C.S. Lewis helped me stay determined with his words, “The only people who achieve much are those who want knowledge so badly that they seek it while the conditions are still unfavorable. Favorable conditions never come.”

All this work was done while I had a flourishing career.

Over the years some have asked why I didn’t get more “practical” degrees. More than a few men have said, “You could have done an MBA.”

Wasn’t interested.

Philosophy doesn’t teach you what to think – facts, data, information – it teaches you how to think. Moreover, education should never be a means to an end — it’s an end in itself.

Too many today view education as a task you must “get through,” so you can go get a better job. Parents teach their children this canard, drilling into their young minds the importance of good grades and test scores and extra cirriculars, so the kids go get into a “top university.”

I get it; we want our children to get decent jobs, which, we’re told, leads to better lives. Makes sense. Fact is though, studies show the “American dream” often doesn’t work. Making more money does not always lead to greater fulfillment.

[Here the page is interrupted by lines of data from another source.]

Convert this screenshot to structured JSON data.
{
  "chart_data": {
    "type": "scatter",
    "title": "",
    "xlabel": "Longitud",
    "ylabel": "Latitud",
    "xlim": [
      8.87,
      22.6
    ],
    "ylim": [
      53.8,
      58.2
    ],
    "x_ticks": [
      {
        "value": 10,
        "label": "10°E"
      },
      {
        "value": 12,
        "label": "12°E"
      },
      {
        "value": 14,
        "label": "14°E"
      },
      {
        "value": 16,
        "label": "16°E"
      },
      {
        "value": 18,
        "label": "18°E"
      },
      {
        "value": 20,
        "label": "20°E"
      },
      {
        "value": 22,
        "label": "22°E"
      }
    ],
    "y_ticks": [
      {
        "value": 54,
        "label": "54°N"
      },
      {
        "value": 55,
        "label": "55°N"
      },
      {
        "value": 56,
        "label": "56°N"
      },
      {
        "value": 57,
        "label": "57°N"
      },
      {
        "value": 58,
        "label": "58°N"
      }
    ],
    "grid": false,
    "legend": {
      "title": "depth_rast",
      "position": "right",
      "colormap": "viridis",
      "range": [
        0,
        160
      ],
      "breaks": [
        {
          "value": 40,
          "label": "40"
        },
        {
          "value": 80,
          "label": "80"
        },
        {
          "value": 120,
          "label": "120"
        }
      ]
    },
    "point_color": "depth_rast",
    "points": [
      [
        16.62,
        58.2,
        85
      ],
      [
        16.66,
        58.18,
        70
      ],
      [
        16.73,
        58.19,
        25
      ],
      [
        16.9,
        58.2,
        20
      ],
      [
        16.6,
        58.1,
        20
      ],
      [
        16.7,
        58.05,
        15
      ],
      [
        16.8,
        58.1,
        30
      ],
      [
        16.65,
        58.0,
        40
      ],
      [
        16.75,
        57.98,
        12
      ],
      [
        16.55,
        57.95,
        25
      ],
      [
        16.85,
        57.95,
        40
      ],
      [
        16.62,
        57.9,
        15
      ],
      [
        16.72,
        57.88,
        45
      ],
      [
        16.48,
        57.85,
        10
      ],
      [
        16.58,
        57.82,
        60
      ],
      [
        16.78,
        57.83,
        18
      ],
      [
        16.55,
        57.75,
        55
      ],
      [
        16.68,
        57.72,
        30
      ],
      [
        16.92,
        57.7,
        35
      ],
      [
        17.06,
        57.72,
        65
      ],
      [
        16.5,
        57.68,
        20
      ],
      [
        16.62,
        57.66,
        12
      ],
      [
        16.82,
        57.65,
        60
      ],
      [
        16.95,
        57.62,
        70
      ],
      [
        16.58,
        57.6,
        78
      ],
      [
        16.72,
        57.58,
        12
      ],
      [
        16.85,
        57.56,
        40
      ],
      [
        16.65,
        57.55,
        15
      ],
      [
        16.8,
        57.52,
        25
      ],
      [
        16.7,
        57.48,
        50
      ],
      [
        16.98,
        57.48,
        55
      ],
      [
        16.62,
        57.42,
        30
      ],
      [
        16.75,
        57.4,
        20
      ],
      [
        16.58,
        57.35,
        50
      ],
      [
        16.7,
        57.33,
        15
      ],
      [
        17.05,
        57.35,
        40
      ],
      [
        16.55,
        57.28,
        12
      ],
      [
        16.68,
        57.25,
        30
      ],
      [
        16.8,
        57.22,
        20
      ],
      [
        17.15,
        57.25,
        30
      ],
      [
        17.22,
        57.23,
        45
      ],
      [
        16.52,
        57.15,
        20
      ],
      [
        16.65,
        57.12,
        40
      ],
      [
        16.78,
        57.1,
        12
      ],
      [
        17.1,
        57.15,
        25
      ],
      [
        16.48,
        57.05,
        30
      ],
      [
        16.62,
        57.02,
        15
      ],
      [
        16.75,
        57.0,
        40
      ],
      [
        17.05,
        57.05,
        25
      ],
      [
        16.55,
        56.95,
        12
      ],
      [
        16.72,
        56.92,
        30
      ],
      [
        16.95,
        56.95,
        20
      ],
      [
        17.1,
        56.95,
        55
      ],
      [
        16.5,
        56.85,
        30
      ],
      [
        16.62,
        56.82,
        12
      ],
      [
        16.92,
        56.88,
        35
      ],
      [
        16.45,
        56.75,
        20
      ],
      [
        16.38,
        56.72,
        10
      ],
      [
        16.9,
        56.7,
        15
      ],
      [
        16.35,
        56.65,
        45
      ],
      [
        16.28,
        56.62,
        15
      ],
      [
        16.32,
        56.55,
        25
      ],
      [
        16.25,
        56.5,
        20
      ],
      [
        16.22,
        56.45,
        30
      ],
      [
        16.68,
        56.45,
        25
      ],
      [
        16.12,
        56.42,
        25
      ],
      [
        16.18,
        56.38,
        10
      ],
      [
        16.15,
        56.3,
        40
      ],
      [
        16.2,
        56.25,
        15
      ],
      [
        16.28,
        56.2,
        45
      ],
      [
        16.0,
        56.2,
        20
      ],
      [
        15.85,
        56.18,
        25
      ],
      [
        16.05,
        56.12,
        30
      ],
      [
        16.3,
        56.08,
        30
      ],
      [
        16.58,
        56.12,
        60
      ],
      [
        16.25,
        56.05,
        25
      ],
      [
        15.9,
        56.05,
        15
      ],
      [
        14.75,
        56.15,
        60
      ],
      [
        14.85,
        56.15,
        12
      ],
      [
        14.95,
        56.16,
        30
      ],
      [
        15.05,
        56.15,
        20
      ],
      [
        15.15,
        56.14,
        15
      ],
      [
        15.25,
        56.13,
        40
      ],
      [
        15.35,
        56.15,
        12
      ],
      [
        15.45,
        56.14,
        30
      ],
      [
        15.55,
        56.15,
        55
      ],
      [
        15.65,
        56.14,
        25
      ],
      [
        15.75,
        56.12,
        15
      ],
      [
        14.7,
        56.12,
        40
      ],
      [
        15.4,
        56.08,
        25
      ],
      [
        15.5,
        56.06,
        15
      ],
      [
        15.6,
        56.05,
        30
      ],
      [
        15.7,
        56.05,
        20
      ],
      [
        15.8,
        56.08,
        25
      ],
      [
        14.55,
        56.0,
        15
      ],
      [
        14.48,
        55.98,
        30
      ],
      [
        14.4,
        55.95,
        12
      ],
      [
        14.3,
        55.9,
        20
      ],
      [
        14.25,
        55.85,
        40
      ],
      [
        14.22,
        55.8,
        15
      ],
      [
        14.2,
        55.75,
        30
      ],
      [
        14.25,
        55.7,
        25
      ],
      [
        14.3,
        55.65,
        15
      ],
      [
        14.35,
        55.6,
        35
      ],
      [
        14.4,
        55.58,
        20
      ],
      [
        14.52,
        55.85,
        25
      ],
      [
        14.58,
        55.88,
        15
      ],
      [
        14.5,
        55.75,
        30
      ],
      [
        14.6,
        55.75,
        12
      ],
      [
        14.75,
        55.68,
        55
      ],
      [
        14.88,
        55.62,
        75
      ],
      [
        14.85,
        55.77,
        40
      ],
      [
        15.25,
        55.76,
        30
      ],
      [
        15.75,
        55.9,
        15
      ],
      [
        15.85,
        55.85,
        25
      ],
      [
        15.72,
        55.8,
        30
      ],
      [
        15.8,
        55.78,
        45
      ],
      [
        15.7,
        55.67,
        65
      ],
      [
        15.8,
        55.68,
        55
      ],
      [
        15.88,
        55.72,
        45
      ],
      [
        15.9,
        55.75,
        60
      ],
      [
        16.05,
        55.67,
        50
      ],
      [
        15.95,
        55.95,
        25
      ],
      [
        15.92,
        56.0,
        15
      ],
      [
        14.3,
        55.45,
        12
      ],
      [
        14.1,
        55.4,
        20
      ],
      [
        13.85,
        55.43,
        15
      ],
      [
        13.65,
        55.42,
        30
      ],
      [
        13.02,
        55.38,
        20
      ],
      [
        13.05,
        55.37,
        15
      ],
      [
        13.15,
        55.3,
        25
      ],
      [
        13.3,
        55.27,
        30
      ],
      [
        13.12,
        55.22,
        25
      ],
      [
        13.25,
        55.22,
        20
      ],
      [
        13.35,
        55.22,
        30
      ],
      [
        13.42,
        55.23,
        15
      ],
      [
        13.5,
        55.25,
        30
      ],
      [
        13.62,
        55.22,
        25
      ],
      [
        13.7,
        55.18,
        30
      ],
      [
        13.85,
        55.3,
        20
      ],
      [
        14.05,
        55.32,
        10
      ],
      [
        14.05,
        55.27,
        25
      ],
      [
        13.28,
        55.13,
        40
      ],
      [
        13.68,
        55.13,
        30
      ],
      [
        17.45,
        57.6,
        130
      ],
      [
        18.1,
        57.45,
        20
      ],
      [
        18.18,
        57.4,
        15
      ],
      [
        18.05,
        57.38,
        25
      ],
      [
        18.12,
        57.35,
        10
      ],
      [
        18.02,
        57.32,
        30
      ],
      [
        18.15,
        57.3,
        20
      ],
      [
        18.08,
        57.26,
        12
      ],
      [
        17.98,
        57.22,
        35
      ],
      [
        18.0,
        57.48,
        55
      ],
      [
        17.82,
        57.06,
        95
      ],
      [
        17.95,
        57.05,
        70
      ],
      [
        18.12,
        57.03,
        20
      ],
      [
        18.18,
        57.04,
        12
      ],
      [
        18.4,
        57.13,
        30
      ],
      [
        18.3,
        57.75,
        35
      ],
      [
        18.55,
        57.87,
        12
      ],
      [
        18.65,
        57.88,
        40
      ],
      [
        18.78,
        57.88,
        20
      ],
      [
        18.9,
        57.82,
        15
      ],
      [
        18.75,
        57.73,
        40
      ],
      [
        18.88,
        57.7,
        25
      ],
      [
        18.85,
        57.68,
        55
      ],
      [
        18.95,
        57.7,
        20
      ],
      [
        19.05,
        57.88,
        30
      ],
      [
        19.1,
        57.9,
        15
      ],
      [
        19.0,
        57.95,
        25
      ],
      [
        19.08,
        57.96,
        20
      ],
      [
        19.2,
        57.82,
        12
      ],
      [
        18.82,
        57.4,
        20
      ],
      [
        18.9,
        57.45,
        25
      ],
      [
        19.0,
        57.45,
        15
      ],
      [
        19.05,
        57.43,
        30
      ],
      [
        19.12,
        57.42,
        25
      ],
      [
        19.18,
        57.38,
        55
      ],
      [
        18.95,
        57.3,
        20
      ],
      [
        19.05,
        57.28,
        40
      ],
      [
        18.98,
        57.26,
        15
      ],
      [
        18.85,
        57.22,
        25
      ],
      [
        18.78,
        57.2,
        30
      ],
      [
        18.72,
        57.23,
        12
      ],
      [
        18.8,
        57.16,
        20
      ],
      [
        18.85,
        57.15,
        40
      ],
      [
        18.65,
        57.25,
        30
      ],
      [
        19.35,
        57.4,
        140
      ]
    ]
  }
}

Being stuck in some field that you ultimately hate, having to live for the weekends and vacation – I question it.

Later in life, countless men (women less) wonder why they gave the best years of their lives, decades, to climbing the corporate ladder, the pursuit of wealth and status, “success” — only to find little meaning and sense of purpose.

Treating education and learning as a means to an end — and this sounds strong I realize — is destroying our nation today. Some talk about how we need a spiritual revival. Perhaps we do. But I’m certain we need a revival of thinking, reasoning, and the pursuit of education for the sake of learning, being well-informed and finding our true passions.

We need to be seeking wisdom. When Wisdom grabbed me my life changed.